GREENEVILLE – No one who watched the horrifying events of 9/11 unfold will ever forget the images of planes striking the Twin Towers in New York.
What might not be easy to remember are some of the sinister acts in the years preceding that day, the rise of Al-Qaeda and the cumulative response by the United States. As the 20th anniversary of the attacks on the World Trade Center and the Pentagon and the plane crash in Pennsylvania nears, Dr. Troy Goodale, a professor of political science at Tusculum University will pull the pieces together in an upcoming lecture.
Dr. Goodale will present “9/11: Numbers of Notoriety, Day of Infamy” at 7:30 p.m. Thursday, Sept. 9. This free talk will be available to the Tusculum family and the community in the Meen Center lecture hall as well as on the Zoom virtual platform. Dr. Goodale will answer questions at the conclusion of his presentation.
“All of us remember where we were and what emotions we felt when that tragic day in our nation’s history unfolded,” said Wayne Thomas, dean of the College of Civic and Liberal Arts. “But there are a series of other events that bookend 9/11, and Dr. Goodale will help us develop a more complete picture that will increase everyone’s understanding of the dynamics that remain a factor today. We encourage people to join us for this insightful lecture.”
Dr. Goodale’s presentation is part of the Cicero Lecture Series, a tradition on the Tusculum campus that has touched on a wide spectrum of topics.

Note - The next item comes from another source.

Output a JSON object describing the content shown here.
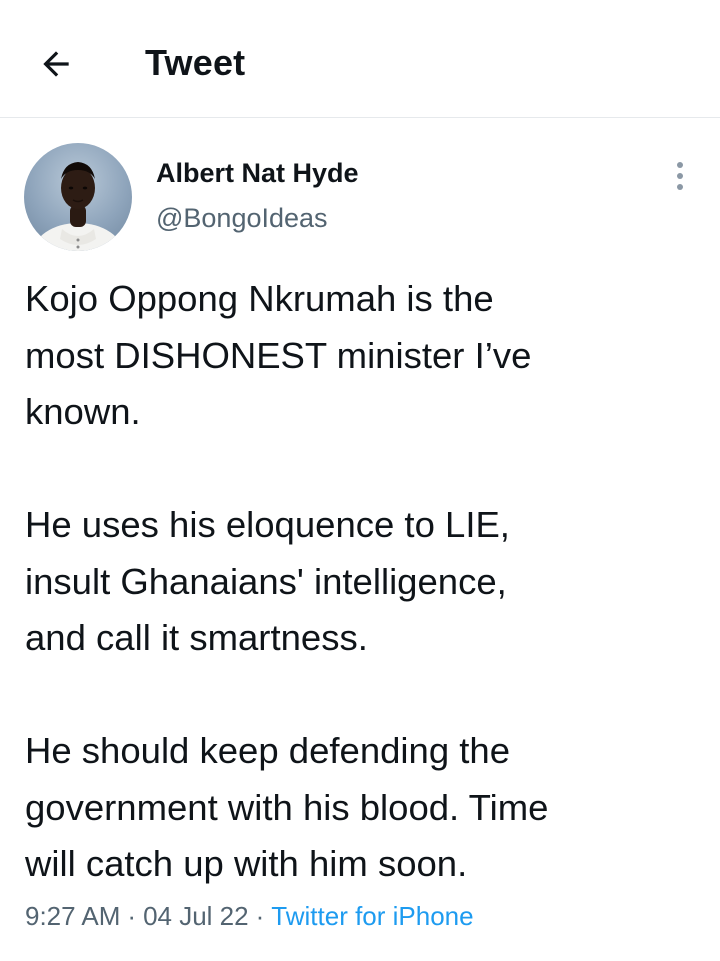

The lecture’s namesake, Cicero, was a Roman statesman, lawyer, teacher and orator. He often stayed at his villa near the former Roman town of Tusculum, where he wrote some of his famous works and engaged with friends in discussions about philosophy and the principles of republican government and good citizenship.
In his presentation, Dr. Goodale will provide background information about Al-Qaeda – its origins and its activities throughout the 1990s, including the USS Cole attack and the attack on the U.S. Embassy in Nairobi; the organization’s declaration of war on America; and the nation’s underestimation of the threat the group posed.
Dr. Goodale will also review the events of 9/11 in detail and Al-Qaeda’s preparation for the multiple attacks. He will also examine the aftermath of 9/11 in U.S. foreign policy, including the nation’s entry into the war in Afghanistan and the withdrawal of American troops taking place now.
“The mantra for Americans after what transpired on 9/11 was to never forget, so part of the aim of this talk is to keep this day in our collective memory,” Dr. Goodale said. “But the lecture is also designed to ensure the audience has the correct historical information about all of the events connected to 9/11 – before and after the attacks.”
Dr. Goodale will also incorporate an academic element in which he explores two different viewpoints of conflict.
He will present the argument of Dr. Samuel P. Huntington, a Harvard University professor and political scientist who worked in the National Security Council during the Carter Administration, contained in an article titled “The Clash of Civilizations?” published in Foreign Affairs journal in 1993. Huntington’s theory is that it will not be ideology, such as capitalism vs. communism, that will drive future conflict but rather fundamental cultural differences throughout the world that cannot be overcome.
Dr. Goodale will then present a counter position from Dr. Wendell Bell in an article called “Humanity’s Common Values: Seeking a Positive Future,” which was published in The Futurist magazine in 2004. Bell, a futurist and longtime sociology professor at Yale University, disagrees with the premise that countries fight over their differences and contends instead that the battles stem from similarities in human nature. He believed those qualities are evolving into social norms that promote cooperation and bind people together.
“I am grateful for the opportunity to serve as the Cicero lecturer this fall and am honored to discuss a subject that resonates with Americans on multiple levels,” Dr. Goodale said. “This lecture will be a great way to connect with the community and celebrate our ties with one of the world’s significant historical figures.”